For now, I'm going to ignore the page jumps as the section, 'I Ate,' is recounting the protagonist's experience working in a rest home assisting the elderly. There is some considerable agony, and joy, in this chapter, a notion of the eternal return in its hinting for you to jump to a latter part of the book. Maybe this is what the internally cyclical nature of the book is saying? The inevitability of suffering, the breaking, that comes before the affirmation of life, the fixing.

Hold on. Bosworth was just punched in the face by an elderly gentleman. But he'll be alright.

I'm not sure how, but it seems as if I have shared experiences with Bosworth. I have never met him (nor have I killed any birds, or been punched in the face by old men). Yet his descriptions of working in a nursing home, working in a school, the childhood happenings, the relationships, all bring back my own memories.

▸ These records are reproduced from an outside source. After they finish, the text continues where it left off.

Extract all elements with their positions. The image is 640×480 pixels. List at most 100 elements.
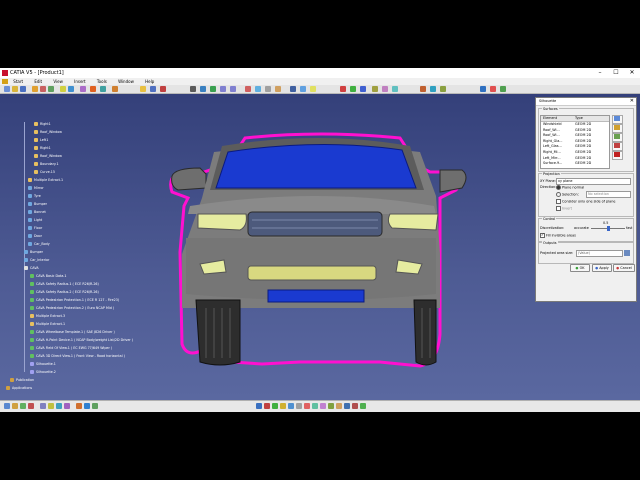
status-icon-k[interactable] [92,403,98,409]
tree-node[interactable]: CAVA Safety Radius.2 ( ECE R26/R-26) [30,290,99,295]
table-clear-button[interactable] [612,142,623,151]
tool-icon-a[interactable] [420,86,426,92]
tree-node[interactable]: CAVA Pedestrian Protection.2 ( Euro NCAP… [30,306,114,311]
status-icon-d[interactable] [28,403,34,409]
mirror-icon[interactable] [112,86,118,92]
tree-node[interactable]: Floor [28,226,42,231]
dialog-close-button[interactable]: ✕ [630,98,634,105]
field-of-view-icon[interactable] [100,86,106,92]
tree-node[interactable]: Multiple Extract.3 [30,314,65,319]
menu-insert[interactable]: Insert [74,79,85,84]
surface-tool-icon[interactable] [32,86,38,92]
status-icon-p[interactable] [288,403,294,409]
tree-node[interactable]: CAVA [24,266,39,271]
tree-node[interactable]: CAVA 3D Direct View.1 ( Front View - Roa… [30,354,125,359]
selection-field[interactable]: No selection [586,191,631,198]
table-row[interactable]: Roof_Wi... GEOM 2D [541,133,609,138]
table-row[interactable]: Roof_Wi... GEOM 2D [541,128,609,133]
tree-node[interactable]: Bumper [28,202,47,207]
ok-button[interactable]: ● OK [570,264,590,272]
tree-node[interactable]: Roof_Window [34,130,62,135]
menu-tools[interactable]: Tools [97,79,107,84]
table-row[interactable]: Right_Gla... GEOM 2D [541,139,609,144]
menu-edit[interactable]: Edit [34,79,42,84]
pan-icon[interactable] [200,86,206,92]
tree-node[interactable]: Boundary.1 [34,162,59,167]
maximize-button[interactable]: ☐ [608,68,624,78]
invert-checkbox[interactable]: Invert [556,206,572,211]
tree-node[interactable]: Publication [10,378,34,383]
tree-node[interactable]: Car_Interior [24,258,49,263]
tool-icon-f[interactable] [500,86,506,92]
table-row[interactable]: Left_Mirr... GEOM 2D [541,156,609,161]
cava-icon[interactable] [80,86,86,92]
plane-normal-radio[interactable]: Plane normal [556,185,584,190]
shading-icon[interactable] [265,86,271,92]
menu-start[interactable]: Start [13,79,23,84]
new-icon[interactable] [4,86,10,92]
status-icon-j[interactable] [84,403,90,409]
material-icon[interactable] [310,86,316,92]
open-icon[interactable] [12,86,18,92]
tree-node[interactable]: CAVA Field Of View.1 ( EC EWG 77/649 Wip… [30,346,112,351]
status-icon-u[interactable] [328,403,334,409]
hide-show-icon[interactable] [300,86,306,92]
distance-icon[interactable] [360,86,366,92]
status-icon-l[interactable] [256,403,262,409]
hpoint-icon[interactable] [90,86,96,92]
fit-all-icon[interactable] [190,86,196,92]
apply-button[interactable]: ● Apply [592,264,612,272]
status-icon-c[interactable] [20,403,26,409]
view-icon[interactable] [150,86,156,92]
status-icon-x[interactable] [352,403,358,409]
close-window-button[interactable]: ✕ [624,68,640,78]
status-icon-s[interactable] [312,403,318,409]
clash-icon[interactable] [350,86,356,92]
tree-node[interactable]: CAVA Wheelbase Template.1 ( SAE J826 Dri… [30,330,115,335]
tool-icon-b[interactable] [430,86,436,92]
normal-view-icon[interactable] [245,86,251,92]
status-icon-b[interactable] [12,403,18,409]
table-remove-button[interactable] [612,124,623,133]
tree-node[interactable]: Roof_Window [34,154,62,159]
slider-thumb[interactable] [606,226,610,231]
status-icon-q[interactable] [296,403,302,409]
status-icon-n[interactable] [272,403,278,409]
consider-one-side-checkbox[interactable]: Consider only one side of plane [556,199,615,204]
status-icon-h[interactable] [64,403,70,409]
output-parameter-icon[interactable] [624,250,630,256]
knowledge-icon[interactable] [382,86,388,92]
tree-node[interactable]: Bonnet [28,210,46,215]
render-style-icon[interactable] [275,86,281,92]
status-icon-i[interactable] [76,403,82,409]
table-row[interactable]: Surface.9... GEOM 2D [541,161,609,166]
tree-node[interactable]: Multiple Extract.1 [28,178,63,183]
extrude-icon[interactable] [48,86,54,92]
surfaces-table[interactable]: Element Type Windshield GEOM 2D Roof_Wi...… [540,115,610,169]
tree-node[interactable]: Light [28,218,42,223]
analysis-icon[interactable] [68,86,74,92]
status-icon-r[interactable] [304,403,310,409]
zoom-out-icon[interactable] [230,86,236,92]
menu-help[interactable]: Help [145,79,154,84]
tree-node[interactable]: Right1 [34,146,51,151]
table-row[interactable]: Windshield GEOM 2D [541,122,609,127]
menu-view[interactable]: View [53,79,63,84]
table-replace-button[interactable] [612,133,623,142]
minimize-button[interactable]: – [592,68,608,78]
status-icon-o[interactable] [280,403,286,409]
xy-plane-field[interactable]: xy plane [556,178,631,185]
tool-icon-d[interactable] [480,86,486,92]
status-icon-w[interactable] [344,403,350,409]
zoom-in-icon[interactable] [220,86,226,92]
tree-node[interactable]: Tyre [28,194,41,199]
menu-window[interactable]: Window [118,79,134,84]
tree-node[interactable]: CAVA H-Point Device.1 ( NCAP Body/weight… [30,338,133,343]
tree-node[interactable]: Mirror [28,186,44,191]
rotate-icon[interactable] [210,86,216,92]
status-icon-e[interactable] [40,403,46,409]
status-icon-y[interactable] [360,403,366,409]
tree-node[interactable]: Multiple Extract.1 [30,322,65,327]
status-icon-v[interactable] [336,403,342,409]
light-icon[interactable] [140,86,146,92]
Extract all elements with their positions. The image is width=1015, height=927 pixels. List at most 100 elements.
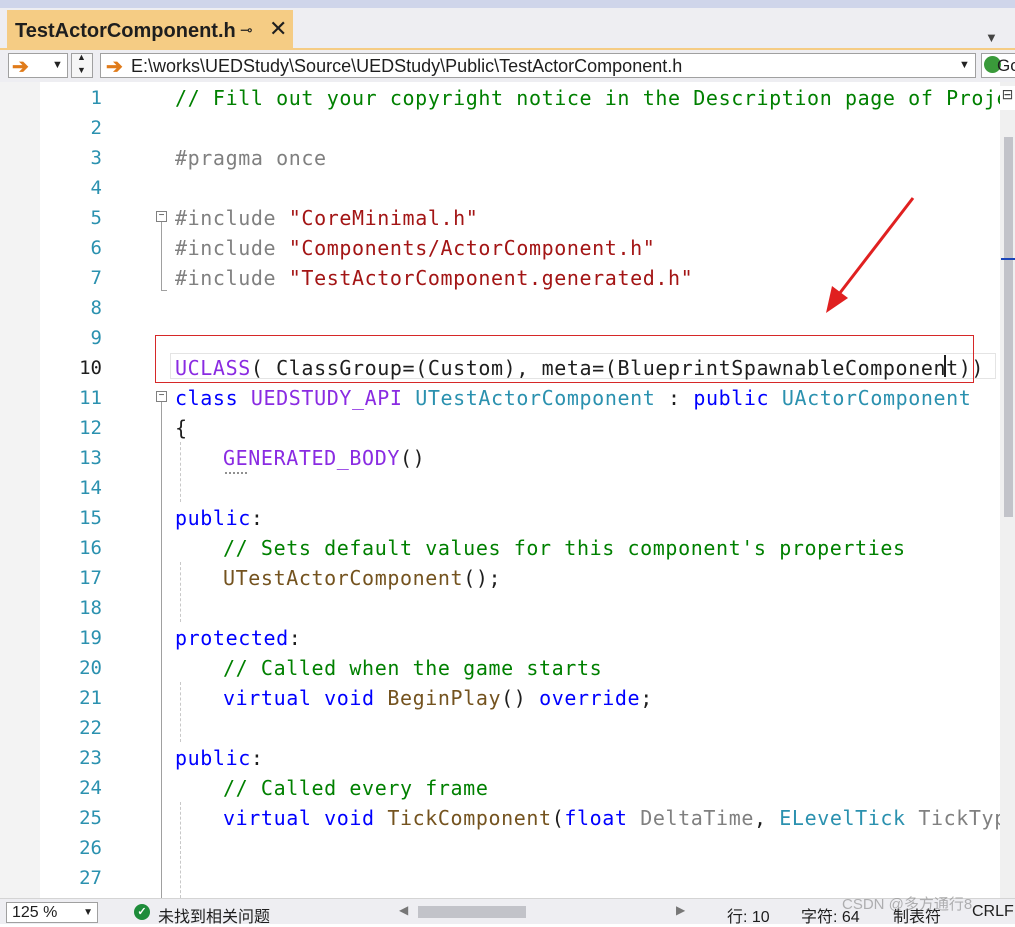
code-line: 15 public: bbox=[0, 503, 1000, 533]
indent-guide bbox=[180, 442, 181, 502]
indent-guide bbox=[180, 682, 181, 742]
code-line: 21 virtual void BeginPlay() override; bbox=[0, 683, 1000, 713]
code-text: class UEDSTUDY_API UTestActorComponent :… bbox=[175, 386, 972, 410]
collapse-icon[interactable]: − bbox=[156, 211, 167, 222]
line-number: 2 bbox=[90, 117, 102, 139]
line-number: 7 bbox=[90, 267, 102, 289]
code-line: 19 protected: bbox=[0, 623, 1000, 653]
file-path-dropdown[interactable]: ➔ E:\works\UEDStudy\Source\UEDStudy\Publ… bbox=[100, 53, 976, 78]
code-line: 22 bbox=[0, 713, 1000, 743]
code-text: { bbox=[175, 416, 188, 440]
arrow-right-icon: ➔ bbox=[106, 56, 123, 78]
line-number: 15 bbox=[79, 507, 102, 529]
line-number: 25 bbox=[79, 807, 102, 829]
pin-icon[interactable]: ⊸ bbox=[240, 21, 253, 39]
outline-line bbox=[161, 222, 163, 290]
code-line: 13 GENERATED_BODY() bbox=[0, 443, 1000, 473]
zoom-dropdown[interactable]: 125 % ▼ bbox=[6, 902, 98, 923]
code-line: 5 #include "CoreMinimal.h" bbox=[0, 203, 1000, 233]
code-line: 24 // Called every frame bbox=[0, 773, 1000, 803]
horizontal-scrollbar-thumb[interactable] bbox=[418, 906, 526, 918]
indent-guide bbox=[180, 562, 181, 622]
line-number: 12 bbox=[79, 417, 102, 439]
line-number: 11 bbox=[79, 387, 102, 409]
outline-line bbox=[161, 402, 163, 898]
line-number: 27 bbox=[79, 867, 102, 889]
chevron-down-icon: ▼ bbox=[83, 907, 93, 918]
code-text: // Called when the game starts bbox=[223, 656, 603, 680]
line-number: 1 bbox=[90, 87, 102, 109]
line-number: 16 bbox=[79, 537, 102, 559]
code-line: 3 #pragma once bbox=[0, 143, 1000, 173]
code-text: // Sets default values for this componen… bbox=[223, 536, 906, 560]
go-label: Go bbox=[997, 56, 1015, 75]
code-text: protected: bbox=[175, 626, 302, 650]
code-line: 12 { bbox=[0, 413, 1000, 443]
chevron-up-icon: ▲ bbox=[77, 52, 86, 62]
issues-status[interactable]: 未找到相关问题 bbox=[158, 903, 270, 927]
code-line: 6 #include "Components/ActorComponent.h" bbox=[0, 233, 1000, 263]
code-line: 16 // Sets default values for this compo… bbox=[0, 533, 1000, 563]
line-number: 24 bbox=[79, 777, 102, 799]
scroll-right-icon[interactable]: ▶ bbox=[676, 903, 685, 917]
code-line: 18 bbox=[0, 593, 1000, 623]
code-area[interactable]: 1 // Fill out your copyright notice in t… bbox=[0, 82, 1015, 898]
line-number: 8 bbox=[90, 297, 102, 319]
document-tab-bar: TestActorComponent.h ⊸ ✕ ▼ bbox=[0, 8, 1015, 48]
line-number: 9 bbox=[90, 327, 102, 349]
check-circle-icon[interactable]: ✓ bbox=[134, 904, 150, 920]
watermark: CSDN @多方通行8 bbox=[842, 896, 973, 913]
code-line: 14 bbox=[0, 473, 1000, 503]
code-editor[interactable]: 1 // Fill out your copyright notice in t… bbox=[0, 82, 1015, 898]
indent-guide bbox=[180, 802, 181, 898]
line-number: 4 bbox=[90, 177, 102, 199]
split-window-icon[interactable]: ⊟ bbox=[1000, 86, 1015, 110]
collapse-icon[interactable]: − bbox=[156, 391, 167, 402]
code-text: UTestActorComponent(); bbox=[223, 566, 502, 590]
code-line: 23 public: bbox=[0, 743, 1000, 773]
line-number: 6 bbox=[90, 237, 102, 259]
line-number: 5 bbox=[90, 207, 102, 229]
code-line: 11 class UEDSTUDY_API UTestActorComponen… bbox=[0, 383, 1000, 413]
code-line: 1 // Fill out your copyright notice in t… bbox=[0, 83, 1015, 113]
scroll-left-icon[interactable]: ◀ bbox=[399, 903, 408, 917]
code-text: #include "Components/ActorComponent.h" bbox=[175, 236, 656, 260]
code-text: virtual void BeginPlay() override; bbox=[223, 686, 653, 710]
tab-list-dropdown-icon[interactable]: ▼ bbox=[985, 30, 998, 45]
code-text: #include "TestActorComponent.generated.h… bbox=[175, 266, 694, 290]
line-number: 10 bbox=[79, 357, 102, 379]
chevron-down-icon: ▼ bbox=[52, 59, 63, 71]
line-number: 3 bbox=[90, 147, 102, 169]
line-indicator[interactable]: 行: 10 bbox=[727, 903, 770, 927]
suggestion-squiggle bbox=[225, 472, 247, 474]
line-ending-indicator[interactable]: CRLF bbox=[972, 903, 1014, 921]
code-line: 4 bbox=[0, 173, 1000, 203]
code-line: 20 // Called when the game starts bbox=[0, 653, 1000, 683]
split-control[interactable]: ▲ ▼ bbox=[71, 52, 93, 78]
annotation-rectangle bbox=[155, 335, 974, 383]
code-line: 17 UTestActorComponent(); bbox=[0, 563, 1000, 593]
scope-dropdown[interactable]: ➔ ▼ bbox=[8, 53, 68, 78]
code-line: 7 #include "TestActorComponent.generated… bbox=[0, 263, 1000, 293]
vertical-scrollbar[interactable] bbox=[1000, 82, 1015, 898]
line-number: 22 bbox=[79, 717, 102, 739]
code-text: virtual void TickComponent(float DeltaTi… bbox=[223, 806, 1015, 830]
code-text: public: bbox=[175, 506, 264, 530]
scrollbar-thumb[interactable] bbox=[1004, 137, 1013, 517]
line-number: 20 bbox=[79, 657, 102, 679]
zoom-level: 125 % bbox=[12, 904, 58, 921]
line-number: 18 bbox=[79, 597, 102, 619]
code-text: // Fill out your copyright notice in the… bbox=[175, 86, 1015, 110]
chevron-down-icon: ▼ bbox=[959, 59, 970, 71]
line-number: 19 bbox=[79, 627, 102, 649]
line-number: 23 bbox=[79, 747, 102, 769]
navigation-bar: ➔ ▼ ▲ ▼ ➔ E:\works\UEDStudy\Source\UEDSt… bbox=[0, 50, 1015, 82]
document-tab[interactable]: TestActorComponent.h ⊸ ✕ bbox=[7, 10, 293, 48]
file-path: E:\works\UEDStudy\Source\UEDStudy\Public… bbox=[131, 56, 683, 76]
go-button[interactable]: Go bbox=[981, 53, 1015, 78]
close-icon[interactable]: ✕ bbox=[269, 16, 287, 42]
code-line: 2 bbox=[0, 113, 1000, 143]
caret-position-marker bbox=[1001, 258, 1015, 260]
code-line: 27 bbox=[0, 863, 1000, 893]
arrow-right-icon: ➔ bbox=[12, 56, 29, 78]
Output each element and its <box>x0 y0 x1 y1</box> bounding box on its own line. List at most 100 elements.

Freight reads like vivid snapshots of feeling, sometimes snapshots of yourself. Some of them produce a strong reaction, others are like looking at photos of people you don't know. But often, in Bosworth's photo album, you recognise something in them at least, maybe humanity, and are intrigued. (Anyway, is it necessary to empathise with characters to read interestedly about them?)

Bosworth's novel is not always easy going, and not solely for its subject matter. For me, there have been a few sequences where the repetition has gotten too much, the words taking on a colourless pallor. Though thinking on it, perhaps this rhythm is what sets you up for the grace of what follows, the momentum of which builds convincingly, unstoppably, in the second half. An example, a passage I've now read several times over:

"Then something distracted me, maybe the fact that I was close to sunstroke, or maybe the little tornado twisting around the pile of ¾" stone, and the socket slipped off the nut. The end of the wrench cracked me on the collarbone and I immediately felt like I wanted to die. The pain was sickening. It wanted me to sleep, to let go, to drop. But I didn't. I tucked my chin to my chest and I waited it out, listening to my heartbeat bubble in my ears, watching, through the sweaty haze, the little tornado dance around the stone piles like a little kid. And once the wave of pain and nausea receded, I finished what I was doing, slowly. I thought it was important that I finish."

Now, I'm finished. But before I close it, there's one last link back, from the final page to an early one.

Maybe I'll just start again here, see where it takes me.